Quand tu fais des scènes, par exemple les Jeux olympiques où tu as 1000 figurants, la mise en place de l’arrivée des Gaulois dure six heures. C’est difficile et il faut une doublure pour le chien lors de la mise en place lumière et mécanique et, tu dois utiliser une doublure pour ne pas fatiguer « l’acteur principal », en l’occurrence Idéfix.

Comment êtes-vous crédité au générique d’un film ?

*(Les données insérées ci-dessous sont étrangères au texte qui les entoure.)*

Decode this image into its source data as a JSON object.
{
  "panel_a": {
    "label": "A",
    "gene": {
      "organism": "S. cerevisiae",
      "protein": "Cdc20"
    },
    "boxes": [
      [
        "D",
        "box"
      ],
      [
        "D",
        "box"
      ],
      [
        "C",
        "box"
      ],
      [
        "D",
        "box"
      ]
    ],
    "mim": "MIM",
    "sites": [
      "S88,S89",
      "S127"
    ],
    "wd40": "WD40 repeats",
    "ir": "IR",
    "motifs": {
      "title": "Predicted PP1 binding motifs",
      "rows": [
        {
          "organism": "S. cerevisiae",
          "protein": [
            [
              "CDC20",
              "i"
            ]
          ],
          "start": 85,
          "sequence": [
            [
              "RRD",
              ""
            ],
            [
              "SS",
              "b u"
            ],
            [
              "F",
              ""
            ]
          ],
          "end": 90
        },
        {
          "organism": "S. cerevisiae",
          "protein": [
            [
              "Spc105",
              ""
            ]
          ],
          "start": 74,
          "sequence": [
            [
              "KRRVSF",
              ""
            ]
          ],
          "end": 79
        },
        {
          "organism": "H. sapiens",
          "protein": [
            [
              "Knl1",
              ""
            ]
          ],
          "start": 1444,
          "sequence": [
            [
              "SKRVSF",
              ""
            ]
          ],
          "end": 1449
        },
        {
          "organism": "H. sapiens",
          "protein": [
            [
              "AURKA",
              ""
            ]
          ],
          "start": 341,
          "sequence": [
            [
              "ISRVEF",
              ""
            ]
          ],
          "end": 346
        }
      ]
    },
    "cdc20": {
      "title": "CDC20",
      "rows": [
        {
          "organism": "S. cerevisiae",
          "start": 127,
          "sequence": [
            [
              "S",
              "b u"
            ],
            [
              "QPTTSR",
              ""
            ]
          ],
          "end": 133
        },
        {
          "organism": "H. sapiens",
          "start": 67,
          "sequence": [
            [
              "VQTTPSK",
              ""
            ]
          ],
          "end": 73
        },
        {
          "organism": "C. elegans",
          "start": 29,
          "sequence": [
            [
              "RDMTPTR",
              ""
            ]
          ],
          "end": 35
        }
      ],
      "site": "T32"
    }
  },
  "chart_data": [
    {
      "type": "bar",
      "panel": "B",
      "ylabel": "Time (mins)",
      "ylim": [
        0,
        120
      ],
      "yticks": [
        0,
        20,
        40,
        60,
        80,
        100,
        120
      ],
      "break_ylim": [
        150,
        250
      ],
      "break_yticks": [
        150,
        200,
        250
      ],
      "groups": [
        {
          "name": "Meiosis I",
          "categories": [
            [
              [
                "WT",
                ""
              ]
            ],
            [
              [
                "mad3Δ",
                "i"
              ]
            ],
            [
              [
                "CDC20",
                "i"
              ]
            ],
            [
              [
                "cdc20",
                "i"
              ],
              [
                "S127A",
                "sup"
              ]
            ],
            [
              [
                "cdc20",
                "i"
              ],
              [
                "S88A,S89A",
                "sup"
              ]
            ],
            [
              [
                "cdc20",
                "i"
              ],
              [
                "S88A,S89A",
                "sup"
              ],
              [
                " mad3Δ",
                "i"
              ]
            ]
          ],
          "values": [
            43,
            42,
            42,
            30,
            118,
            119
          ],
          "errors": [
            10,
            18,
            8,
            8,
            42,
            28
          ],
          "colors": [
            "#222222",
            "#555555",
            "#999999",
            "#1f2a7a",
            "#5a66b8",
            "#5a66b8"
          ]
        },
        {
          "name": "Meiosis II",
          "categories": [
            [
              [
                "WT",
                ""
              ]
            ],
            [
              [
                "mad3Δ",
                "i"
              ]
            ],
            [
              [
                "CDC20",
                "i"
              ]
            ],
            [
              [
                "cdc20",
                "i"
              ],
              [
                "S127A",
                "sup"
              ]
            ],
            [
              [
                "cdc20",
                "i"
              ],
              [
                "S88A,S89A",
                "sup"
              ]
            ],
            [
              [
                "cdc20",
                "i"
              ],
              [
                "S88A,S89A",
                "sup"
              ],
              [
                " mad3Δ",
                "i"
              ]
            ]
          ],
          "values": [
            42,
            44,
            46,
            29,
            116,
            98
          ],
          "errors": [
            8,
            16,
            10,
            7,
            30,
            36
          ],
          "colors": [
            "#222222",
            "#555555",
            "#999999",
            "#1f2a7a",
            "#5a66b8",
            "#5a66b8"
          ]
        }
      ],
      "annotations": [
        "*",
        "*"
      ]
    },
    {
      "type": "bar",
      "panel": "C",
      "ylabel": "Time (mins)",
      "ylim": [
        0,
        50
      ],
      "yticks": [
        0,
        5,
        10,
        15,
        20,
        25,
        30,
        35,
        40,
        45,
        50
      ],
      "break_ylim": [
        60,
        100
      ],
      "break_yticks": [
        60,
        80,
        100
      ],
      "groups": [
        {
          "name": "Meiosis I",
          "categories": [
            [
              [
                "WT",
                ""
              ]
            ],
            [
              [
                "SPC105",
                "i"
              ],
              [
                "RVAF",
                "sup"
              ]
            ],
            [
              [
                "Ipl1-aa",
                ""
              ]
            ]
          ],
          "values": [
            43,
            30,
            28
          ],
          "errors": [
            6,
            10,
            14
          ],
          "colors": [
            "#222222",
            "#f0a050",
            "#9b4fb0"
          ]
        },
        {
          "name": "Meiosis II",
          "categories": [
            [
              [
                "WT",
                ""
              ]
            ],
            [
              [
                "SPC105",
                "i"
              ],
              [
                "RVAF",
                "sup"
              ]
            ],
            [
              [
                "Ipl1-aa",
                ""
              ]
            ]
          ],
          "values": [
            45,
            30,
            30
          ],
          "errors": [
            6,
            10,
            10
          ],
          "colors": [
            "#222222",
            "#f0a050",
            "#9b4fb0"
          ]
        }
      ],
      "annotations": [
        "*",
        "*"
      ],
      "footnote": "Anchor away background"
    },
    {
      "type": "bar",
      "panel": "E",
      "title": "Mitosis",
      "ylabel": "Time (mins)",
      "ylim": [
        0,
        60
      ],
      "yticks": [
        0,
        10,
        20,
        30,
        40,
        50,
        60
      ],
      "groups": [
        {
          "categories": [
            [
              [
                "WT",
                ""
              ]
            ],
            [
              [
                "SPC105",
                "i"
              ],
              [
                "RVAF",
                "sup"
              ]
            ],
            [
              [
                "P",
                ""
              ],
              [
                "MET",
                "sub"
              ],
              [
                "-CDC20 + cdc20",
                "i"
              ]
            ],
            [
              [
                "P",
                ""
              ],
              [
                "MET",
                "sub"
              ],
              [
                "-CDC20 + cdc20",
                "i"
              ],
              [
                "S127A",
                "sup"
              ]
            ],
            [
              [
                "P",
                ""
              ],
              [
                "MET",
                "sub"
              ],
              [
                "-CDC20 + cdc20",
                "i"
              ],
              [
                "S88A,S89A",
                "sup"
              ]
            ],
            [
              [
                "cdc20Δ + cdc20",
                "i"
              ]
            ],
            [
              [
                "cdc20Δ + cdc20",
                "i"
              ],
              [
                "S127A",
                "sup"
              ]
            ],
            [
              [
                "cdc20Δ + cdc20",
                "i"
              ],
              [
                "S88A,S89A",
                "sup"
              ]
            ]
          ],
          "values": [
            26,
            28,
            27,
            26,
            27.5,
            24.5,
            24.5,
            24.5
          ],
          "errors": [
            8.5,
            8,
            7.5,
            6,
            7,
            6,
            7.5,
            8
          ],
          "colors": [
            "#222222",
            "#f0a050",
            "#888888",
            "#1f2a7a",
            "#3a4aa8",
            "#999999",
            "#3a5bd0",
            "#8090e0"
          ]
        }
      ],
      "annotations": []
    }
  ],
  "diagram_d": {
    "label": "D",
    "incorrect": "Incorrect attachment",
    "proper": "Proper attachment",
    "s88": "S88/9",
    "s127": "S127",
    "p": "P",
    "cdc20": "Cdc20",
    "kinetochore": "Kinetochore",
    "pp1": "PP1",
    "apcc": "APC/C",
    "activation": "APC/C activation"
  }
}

Animalier, car, les mots ont changé au fur et à mesure des années. Au début, c’était dresseur et maintenant, il est de bon ton avec les associations de ne pas utiliser ce mot… ça fait méchant. Alors nous sommes tour à tour éducateurs ou même psychologues… cela n’est qu’une question de mots, mais bon… c’est toujours la même profession avec les mêmes personnes.

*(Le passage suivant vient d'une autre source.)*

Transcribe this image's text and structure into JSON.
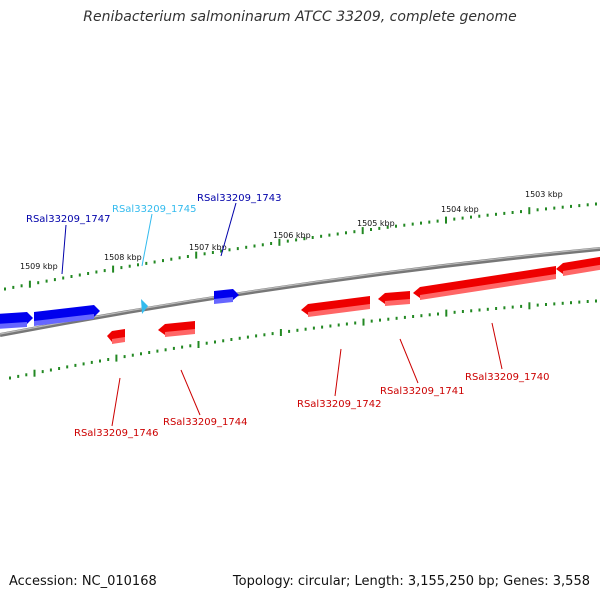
{
  "title": "Renibacterium salmoninarum ATCC 33209, complete genome",
  "footer": {
    "accession": "Accession: NC_010168",
    "summary": "Topology: circular; Length: 3,155,250 bp; Genes: 3,558"
  },
  "colors": {
    "forward_gene": "#0000ee",
    "reverse_gene": "#ee0000",
    "highlight_gene": "#33bbee",
    "tick": "#228822",
    "backbone": "#888888"
  },
  "scale_labels": [
    {
      "name": "kbp-1509",
      "text": "1509 kbp"
    },
    {
      "name": "kbp-1508",
      "text": "1508 kbp"
    },
    {
      "name": "kbp-1507",
      "text": "1507 kbp"
    },
    {
      "name": "kbp-1506",
      "text": "1506 kbp"
    },
    {
      "name": "kbp-1505",
      "text": "1505 kbp"
    },
    {
      "name": "kbp-1504",
      "text": "1504 kbp"
    },
    {
      "name": "kbp-1503",
      "text": "1503 kbp"
    }
  ],
  "genes": [
    {
      "id": "RSal33209_1747",
      "strand": "forward"
    },
    {
      "id": "RSal33209_1745",
      "strand": "forward",
      "highlight": true
    },
    {
      "id": "RSal33209_1743",
      "strand": "forward"
    },
    {
      "id": "RSal33209_1746",
      "strand": "reverse"
    },
    {
      "id": "RSal33209_1744",
      "strand": "reverse"
    },
    {
      "id": "RSal33209_1742",
      "strand": "reverse"
    },
    {
      "id": "RSal33209_1741",
      "strand": "reverse"
    },
    {
      "id": "RSal33209_1740",
      "strand": "reverse"
    }
  ]
}
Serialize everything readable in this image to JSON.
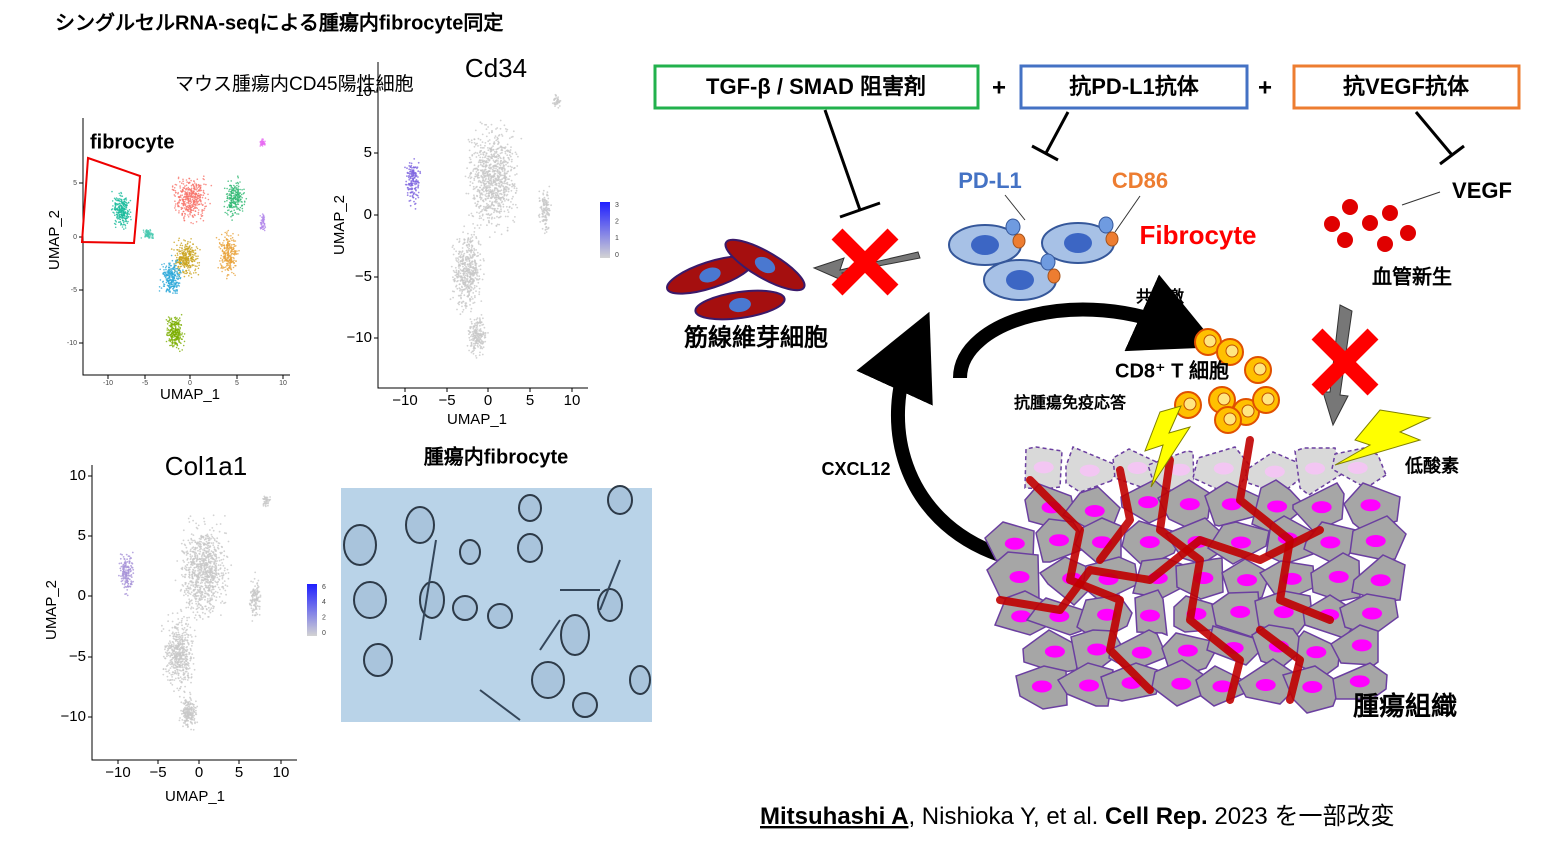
{
  "header": {
    "title": "シングルセルRNA-seqによる腫瘍内fibrocyte同定"
  },
  "umap_panels": [
    {
      "title": "マウス腫瘍内CD45陽性細胞",
      "annotation": "fibrocyte",
      "x_label": "UMAP_1",
      "y_label": "UMAP_2",
      "x_ticks": [
        "-10",
        "-5",
        "0",
        "5",
        "10"
      ],
      "y_ticks": [
        "5",
        "0",
        "-5",
        "-10"
      ]
    },
    {
      "title": "Cd34",
      "x_label": "UMAP_1",
      "y_label": "UMAP_2",
      "x_ticks": [
        "−10",
        "−5",
        "0",
        "5",
        "10"
      ],
      "y_ticks": [
        "10",
        "5",
        "0",
        "−5",
        "−10"
      ],
      "colorbar_ticks": [
        "3",
        "2",
        "1",
        "0"
      ]
    },
    {
      "title": "Col1a1",
      "x_label": "UMAP_1",
      "y_label": "UMAP_2",
      "x_ticks": [
        "−10",
        "−5",
        "0",
        "5",
        "10"
      ],
      "y_ticks": [
        "10",
        "5",
        "0",
        "−5",
        "−10"
      ],
      "colorbar_ticks": [
        "6",
        "4",
        "2",
        "0"
      ]
    }
  ],
  "micrograph": {
    "title": "腫瘍内fibrocyte"
  },
  "diagram": {
    "drugs": [
      "TGF-β / SMAD 阻害剤",
      "抗PD-L1抗体",
      "抗VEGF抗体"
    ],
    "operators": [
      "+",
      "+"
    ],
    "pd_l1": "PD-L1",
    "cd86": "CD86",
    "fibrocyte": "Fibrocyte",
    "vegf": "VEGF",
    "myofibroblast": "筋線維芽細胞",
    "angiogenesis": "血管新生",
    "costimulation": "共刺激",
    "cd8_t_cell": "CD8⁺ T 細胞",
    "antitumor_immunity": "抗腫瘍免疫応答",
    "cxcl12": "CXCL12",
    "hypoxia": "低酸素",
    "tumor_tissue": "腫瘍組織"
  },
  "citation": {
    "author": "Mitsuhashi A",
    "rest": ", Nishioka Y, et al. ",
    "journal": "Cell Rep.",
    "year_note": " 2023 を一部改変"
  }
}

Travaillez-vous en équipe ?

C’est compliqué. Ça dépend des périodes, mais en préparation, oui. Quand j’ai commencé, j’étais tout seul, puis les demandes se succédant, parfois trois tournages en même temps, j’ai dû constituer une équipe qui sache travailler sur des longs métrages, car ce n’est pas forcément évident. Pour apprendre un métier comme ça, je ne parle pas du dressage, je parle du cinéma, il faut une bonne dizaine d’années.

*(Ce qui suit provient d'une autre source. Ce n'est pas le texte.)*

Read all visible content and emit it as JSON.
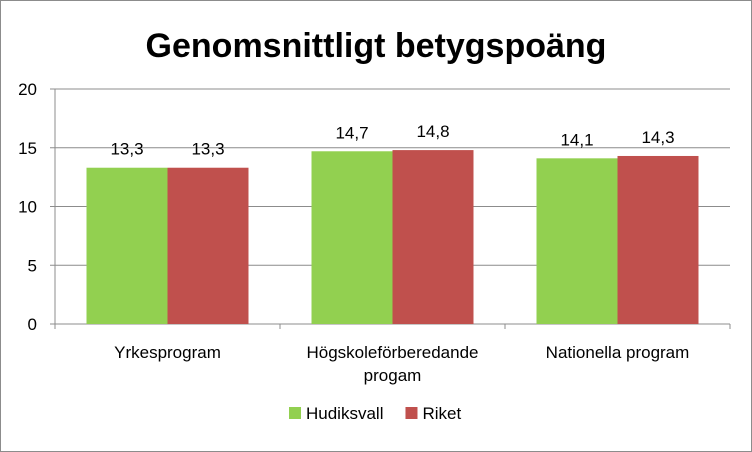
{
  "chart_data": {
    "type": "bar",
    "title": "Genomsnittligt betygspoäng",
    "xlabel": "",
    "ylabel": "",
    "ylim": [
      0,
      20
    ],
    "yticks": [
      "0",
      "5",
      "10",
      "15",
      "20"
    ],
    "grid": true,
    "legend_position": "bottom",
    "categories": [
      [
        "Yrkesprogram"
      ],
      [
        "Högskoleförberedande",
        "progam"
      ],
      [
        "Nationella program"
      ]
    ],
    "series": [
      {
        "name": "Hudiksvall",
        "color": "#92d050",
        "values": [
          13.3,
          14.7,
          14.1
        ],
        "labels": [
          "13,3",
          "14,7",
          "14,1"
        ]
      },
      {
        "name": "Riket",
        "color": "#c0504d",
        "values": [
          13.3,
          14.8,
          14.3
        ],
        "labels": [
          "13,3",
          "14,8",
          "14,3"
        ]
      }
    ]
  }
}
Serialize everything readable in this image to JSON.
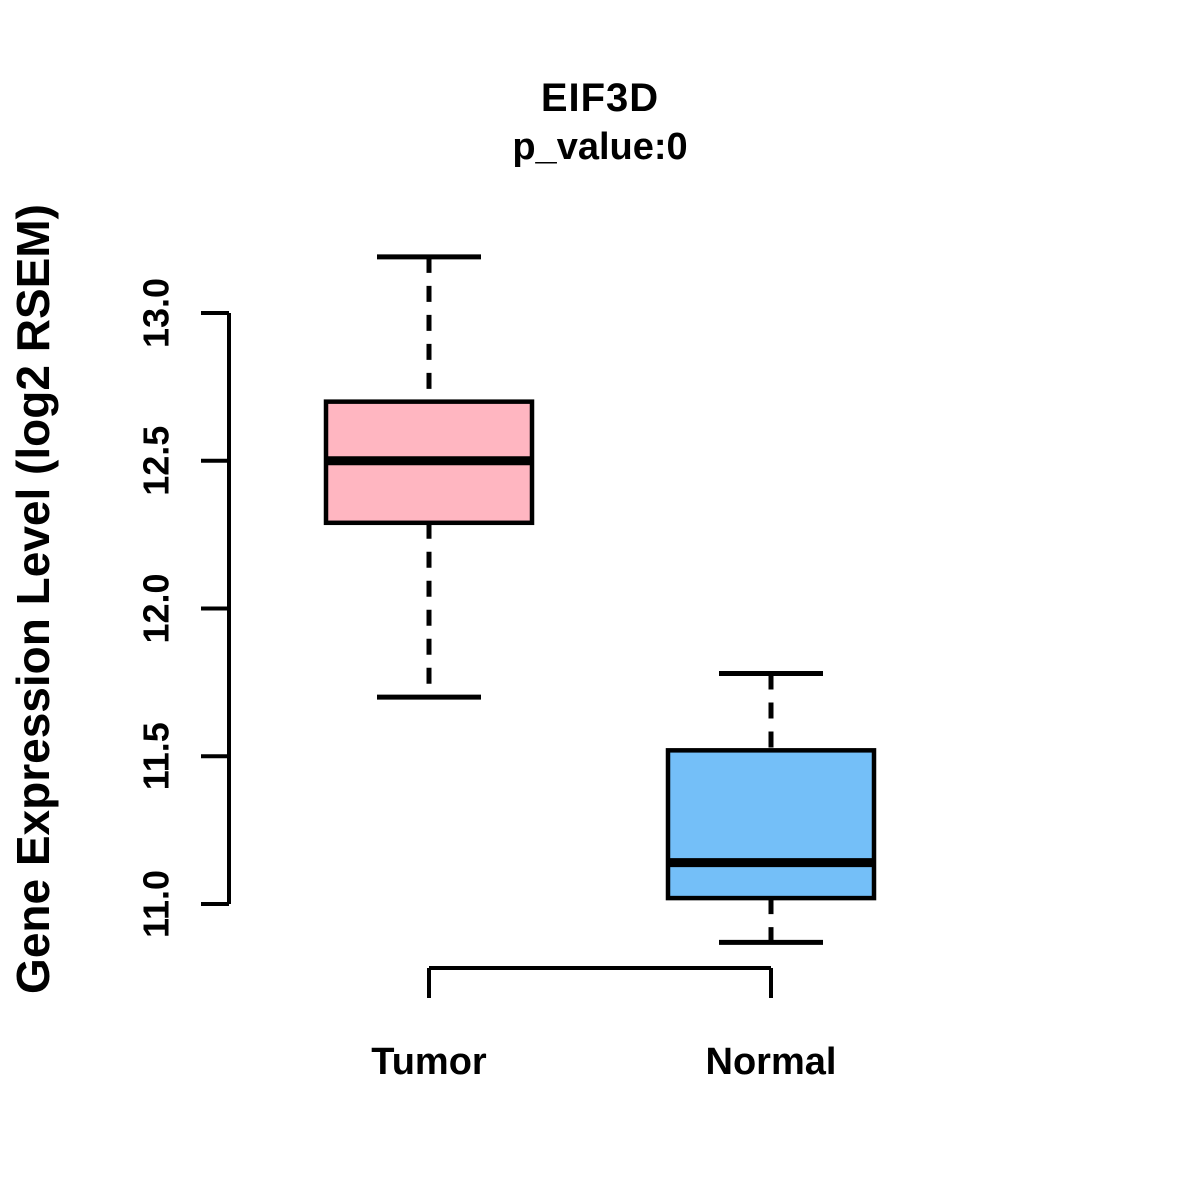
{
  "chart_data": {
    "type": "boxplot",
    "title": "EIF3D",
    "subtitle": "p_value:0",
    "ylabel": "Gene Expression Level (log2 RSEM)",
    "xlabel": "",
    "categories": [
      "Tumor",
      "Normal"
    ],
    "y_ticks": [
      11.0,
      11.5,
      12.0,
      12.5,
      13.0
    ],
    "y_tick_labels": [
      "11.0",
      "11.5",
      "12.0",
      "12.5",
      "13.0"
    ],
    "ylim": [
      10.8,
      13.3
    ],
    "grid": false,
    "legend": "none",
    "series": [
      {
        "name": "Tumor",
        "box_color": "#FFB6C1",
        "lower_whisker": 11.7,
        "q1": 12.29,
        "median": 12.5,
        "q3": 12.7,
        "upper_whisker": 13.19
      },
      {
        "name": "Normal",
        "box_color": "#74BFF8",
        "lower_whisker": 10.87,
        "q1": 11.02,
        "median": 11.14,
        "q3": 11.52,
        "upper_whisker": 11.78
      }
    ],
    "stroke_color": "#000000",
    "background_color": "#FFFFFF"
  }
}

« Il faut savoir discuter avec un réalisateur ou un producteur, lui proposer des choses. Tu ne connais pas le cinéma, tu ne peux rien proposer. »

Parlez-nous du Cambodge

C’est un peu comme un vaccin, chaque fois que je viens, cela me fait une bonne coupure avec la France. Surtout, je reviens avec des amis, ceux avec qui j’ai travaillé sur le tournage de Deux Frères. Certains se sont même mariés au Cambodge. Donc, ça a été un coup de cœur partagé. C’est un sentiment très présent dans beaucoup d’équipes de film, quelque chose de très particulier. Tous les gens qui ont travaillé sur Deux Frères, quand je les croise, on a « la banane ».

Ce film est plein de bons souvenirs, en raison des décors fabuleux et de la présence d’excellents techniciens du cinéma qui m’ont permis d’apprendre beaucoup sur ce milieu.

Donc, j’essaye de venir dans le pays régulièrement pour des séjours de deux semaines. Même si le pays a beaucoup changé, je garde en mémoire le Cambodge des années 2000, une expérience « dingue », formidable.